We have established earlier that the likelihood function for the parameter p in a binomial distribution can be expressed as
\[\mathcal{L}(p) = {n \choose k} \cdot p^k \cdot (1-p)^{n-k}\]
With the corresponding log-likelihood being
\[log(\mathcal{L}(p)) = log {n \choose k} + k(log(p)) + (n-k)log(1-p)\] We can now obtain the score function s for the parameter p in respect to k, the number of successes and n, the number of observations through calculating the derivative of the log-likelihood with respect to p
\[s = k/p + (-1)(n-k)/(1-p)\] which we can re-write to
\[s = k-pn\]
7.2 Fisher Information
Now, the score function is mainly used for obtaining the Fisher information, of a given random variable \(X\) for a model parameter \(\theta\).
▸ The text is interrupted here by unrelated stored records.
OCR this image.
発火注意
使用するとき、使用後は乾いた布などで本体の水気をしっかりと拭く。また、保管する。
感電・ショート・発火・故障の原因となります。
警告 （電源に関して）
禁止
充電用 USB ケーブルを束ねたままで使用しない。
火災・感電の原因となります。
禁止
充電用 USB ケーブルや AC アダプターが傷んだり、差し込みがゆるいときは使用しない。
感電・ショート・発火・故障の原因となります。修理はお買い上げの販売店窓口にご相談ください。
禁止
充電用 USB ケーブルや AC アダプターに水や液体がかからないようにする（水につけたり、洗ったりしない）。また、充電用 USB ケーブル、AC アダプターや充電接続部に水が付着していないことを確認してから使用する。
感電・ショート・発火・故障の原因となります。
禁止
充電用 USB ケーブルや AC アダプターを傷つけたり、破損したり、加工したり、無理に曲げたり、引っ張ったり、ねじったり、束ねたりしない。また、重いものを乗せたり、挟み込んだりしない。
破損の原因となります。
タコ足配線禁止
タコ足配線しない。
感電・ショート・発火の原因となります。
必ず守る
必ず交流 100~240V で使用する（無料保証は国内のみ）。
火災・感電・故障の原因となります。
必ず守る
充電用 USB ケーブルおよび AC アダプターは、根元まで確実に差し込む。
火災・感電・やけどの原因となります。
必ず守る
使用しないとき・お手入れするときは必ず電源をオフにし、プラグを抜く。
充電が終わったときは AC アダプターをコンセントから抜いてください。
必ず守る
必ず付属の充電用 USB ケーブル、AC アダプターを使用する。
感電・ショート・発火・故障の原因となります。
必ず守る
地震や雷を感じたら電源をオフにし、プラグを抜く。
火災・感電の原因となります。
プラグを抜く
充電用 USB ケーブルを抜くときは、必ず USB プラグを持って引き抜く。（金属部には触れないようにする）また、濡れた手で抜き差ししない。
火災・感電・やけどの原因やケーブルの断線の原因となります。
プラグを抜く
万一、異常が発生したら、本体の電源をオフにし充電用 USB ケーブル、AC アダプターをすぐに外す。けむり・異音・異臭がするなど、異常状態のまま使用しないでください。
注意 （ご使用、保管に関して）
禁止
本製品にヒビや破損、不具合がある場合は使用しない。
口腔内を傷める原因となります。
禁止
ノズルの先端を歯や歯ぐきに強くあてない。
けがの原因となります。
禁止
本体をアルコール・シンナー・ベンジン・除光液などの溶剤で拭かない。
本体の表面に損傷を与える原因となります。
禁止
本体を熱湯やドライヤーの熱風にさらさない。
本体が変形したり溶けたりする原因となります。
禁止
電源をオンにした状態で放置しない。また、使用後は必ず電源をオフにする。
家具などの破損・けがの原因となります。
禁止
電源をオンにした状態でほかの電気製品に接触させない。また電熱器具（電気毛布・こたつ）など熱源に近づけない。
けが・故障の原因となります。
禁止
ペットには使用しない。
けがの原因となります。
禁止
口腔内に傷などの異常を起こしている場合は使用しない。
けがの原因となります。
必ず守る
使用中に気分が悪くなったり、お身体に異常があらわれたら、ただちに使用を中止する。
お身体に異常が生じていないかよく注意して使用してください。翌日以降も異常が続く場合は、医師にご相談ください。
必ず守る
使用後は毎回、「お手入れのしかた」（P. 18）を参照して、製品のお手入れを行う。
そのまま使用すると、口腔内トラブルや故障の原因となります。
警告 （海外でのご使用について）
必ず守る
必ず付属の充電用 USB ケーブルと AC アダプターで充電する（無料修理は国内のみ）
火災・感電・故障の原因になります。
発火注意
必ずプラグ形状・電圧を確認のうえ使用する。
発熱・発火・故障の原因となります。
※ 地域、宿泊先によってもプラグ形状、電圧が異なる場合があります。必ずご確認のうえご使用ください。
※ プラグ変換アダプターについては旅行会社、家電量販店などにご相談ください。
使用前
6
The Fisher information is simply the variance of the score function of the log-likelihood of \(\theta\) with respect to \(X\). Gaining an intuition of what the Fisher information means, however, is much more interesting than this plain definition.
In the example of the binomial distribution, we might ask how informative n observations are for any parameter value p. Note that p in this case is the “true” p we are trying to estimate. We can show that the variance of the score function, or Fisher information, in this case, equals
\[var(s) = \frac{n}{p(1-p)}\]
Let’s plot the Fisher information for an n of 5 observations each for different estimations of p.
curve(5/(p*(1-p)), xname="p", from=0, to=1, ylab="var(s) for n=5")
This graphic shows that the informativity for data collected from a binomial distribution increases for extreme values of p. you could interpret the informativity as the degree to which the data is informative for estimating the parameter p. Another way of describing this is that the informativity of an estimator is inverse to its variance. you can imagine that an estimator with huge variance is not really accurate (or informative) in estimating a parameter. As you can see through the formula \(var(s) = \frac{n}{p(1-p)}\), the informativity of the data increases with n, but is also generally higher for more extreme values of p.
There are other instances where the Fisher information has other interesting properties. In the context of the Rasch model, a model which assumes the skill of students and the difficulty of a task in a test to be on one continuous spectrum, the statistical information for estimating the skill of a student is particularly high when the difficulty of the task is close to the skill of the student. This is intuitive when considering that a task that is particularly easy or difficult for a student might not really be informative about the skill of that student.